We work with some of the poorest and most isolated communities in Africa: the nomadic pastoralist Masai and Turkana in Kenya and the Karamajong in Uganda. In these communities, children, especially girls, face many barriers to attending school including poverty, hunger, poor facilities and negative social practices such as child marriage and FGM among the Masai.
We provide access to safe water, sanitation facilities and daily lunches in schools. These act as a pull factor as community support grows with the improvement of local facilities. We also train students, teachers and communities on chid rights, changing attitudes towards education and harmful social practices from within.
By working with communities and providing resources, we are ensuring that:
- All children that should be in school are in school and learning
- School is a safe place for all children, especially girls and children with disabilities
- By being in a safe school: health outcomes improve, child marriage is delayed and FGM is reduced
- Communities are empowered and enabled to take action and live dignified, sustainable lives!
In 2019 alone, Aidlink provided:
- 22 schools in Kenya and Uganda with clean, safe water and sanitation facilities, reaching approx. 6,500 students and their families
- Over 10,000 children in Kenya with daily school lunches
Over the last 10 years, Aidlink together with the Girl Child Network has worked with more than 280 public primary schools, with approx. 100,000 children directly benefiting from our support. This has resulted in a 35% increase in enrolment and 27% increase in completion of school among girls and boys in Kajiado County, Kenya.
Read more about our Education programmes here.
Lolupe Primary School
Lolupe Primary School in Turkana, started under an acacia tree over 10km from the river Turkwell. In 1984, people began to settle in the locality and a community well was constructed 5km from the village by the government.
In 2015, the newly established county government funded the construction of 4 classrooms. More children began to come to school but because there were no water or sanitation facilities, hygiene and sanitation were extremely compromised. The situation was even more challenging for the girls who would have to stay at home during their menstrual cycles (missing up to 1 week of classes per month!).
Aidlink and the Girl Child Network (GCN) included Lolupe Primary School in their programme in 2017, providing water and sanitation facilities that included a latrine block with a changing room for girls and a water tank. Aidlink and GCN facilitated ‘community conversations’ and negotiations that resulted in the county government connecting the school to the local well 5km away, ensuring a continuous supply of water to the school.

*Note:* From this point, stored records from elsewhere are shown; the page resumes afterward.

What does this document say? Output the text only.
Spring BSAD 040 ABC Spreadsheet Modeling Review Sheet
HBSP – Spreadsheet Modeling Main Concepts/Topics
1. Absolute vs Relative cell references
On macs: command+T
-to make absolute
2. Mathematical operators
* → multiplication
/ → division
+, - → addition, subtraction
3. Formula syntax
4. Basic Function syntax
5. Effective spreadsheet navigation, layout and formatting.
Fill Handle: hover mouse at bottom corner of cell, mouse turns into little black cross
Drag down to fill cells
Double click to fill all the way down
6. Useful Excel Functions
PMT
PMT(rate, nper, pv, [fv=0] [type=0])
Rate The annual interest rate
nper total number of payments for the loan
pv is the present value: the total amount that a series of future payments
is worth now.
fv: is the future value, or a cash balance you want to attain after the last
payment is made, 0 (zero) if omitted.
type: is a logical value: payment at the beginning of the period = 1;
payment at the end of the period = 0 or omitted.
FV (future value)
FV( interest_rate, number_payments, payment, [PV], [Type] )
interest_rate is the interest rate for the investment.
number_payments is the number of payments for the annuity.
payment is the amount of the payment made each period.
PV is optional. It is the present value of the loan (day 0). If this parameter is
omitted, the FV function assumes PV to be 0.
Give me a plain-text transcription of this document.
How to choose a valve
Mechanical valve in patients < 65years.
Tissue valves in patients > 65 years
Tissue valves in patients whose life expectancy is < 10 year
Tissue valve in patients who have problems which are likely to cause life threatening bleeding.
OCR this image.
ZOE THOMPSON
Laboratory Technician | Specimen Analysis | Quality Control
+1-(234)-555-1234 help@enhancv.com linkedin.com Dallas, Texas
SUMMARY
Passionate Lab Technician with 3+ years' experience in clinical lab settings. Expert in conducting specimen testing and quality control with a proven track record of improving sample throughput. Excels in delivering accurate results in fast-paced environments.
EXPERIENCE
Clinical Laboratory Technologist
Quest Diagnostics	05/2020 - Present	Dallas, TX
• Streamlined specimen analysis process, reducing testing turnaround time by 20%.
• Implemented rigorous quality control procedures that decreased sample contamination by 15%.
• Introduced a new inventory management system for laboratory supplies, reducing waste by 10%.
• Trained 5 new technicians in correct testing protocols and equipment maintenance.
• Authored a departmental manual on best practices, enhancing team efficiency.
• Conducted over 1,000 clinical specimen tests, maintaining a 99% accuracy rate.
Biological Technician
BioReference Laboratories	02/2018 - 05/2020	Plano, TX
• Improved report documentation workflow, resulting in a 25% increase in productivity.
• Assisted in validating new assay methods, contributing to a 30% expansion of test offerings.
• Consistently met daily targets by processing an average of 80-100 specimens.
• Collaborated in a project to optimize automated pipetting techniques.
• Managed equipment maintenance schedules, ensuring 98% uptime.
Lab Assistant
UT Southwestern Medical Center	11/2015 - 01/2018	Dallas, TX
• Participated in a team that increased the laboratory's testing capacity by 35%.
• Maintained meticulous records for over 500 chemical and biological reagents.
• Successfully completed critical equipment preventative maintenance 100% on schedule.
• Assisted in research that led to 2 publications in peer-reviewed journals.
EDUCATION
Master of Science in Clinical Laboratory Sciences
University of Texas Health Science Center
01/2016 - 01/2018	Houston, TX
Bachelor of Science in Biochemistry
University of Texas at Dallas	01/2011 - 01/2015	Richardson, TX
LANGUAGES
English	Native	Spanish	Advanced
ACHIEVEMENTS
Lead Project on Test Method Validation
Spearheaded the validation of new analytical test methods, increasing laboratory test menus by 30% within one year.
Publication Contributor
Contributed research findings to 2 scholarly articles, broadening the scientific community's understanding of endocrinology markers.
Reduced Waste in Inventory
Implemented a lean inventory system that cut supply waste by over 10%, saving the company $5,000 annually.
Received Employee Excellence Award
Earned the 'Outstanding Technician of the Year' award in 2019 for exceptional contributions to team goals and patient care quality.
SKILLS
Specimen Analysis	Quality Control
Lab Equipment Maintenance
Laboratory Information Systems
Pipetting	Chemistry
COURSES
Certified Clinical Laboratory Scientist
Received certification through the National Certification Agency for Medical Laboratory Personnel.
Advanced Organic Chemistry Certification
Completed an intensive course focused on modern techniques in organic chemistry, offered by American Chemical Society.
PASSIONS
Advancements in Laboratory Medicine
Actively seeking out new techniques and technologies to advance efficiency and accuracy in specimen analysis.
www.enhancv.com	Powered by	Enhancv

The improved water and satiation facilities gained the support of the community and this has contributed to the increase in enrolment and improved attendance at school. With adequate water facilities, the school was able to establish a school garden that now provides lunch for students. With the whole community behind the school, Lolupe is setting an example to others in the area on how to create a child-friendly and gender-sensitive learning environment that supports both boys and girls to achieve their full potential!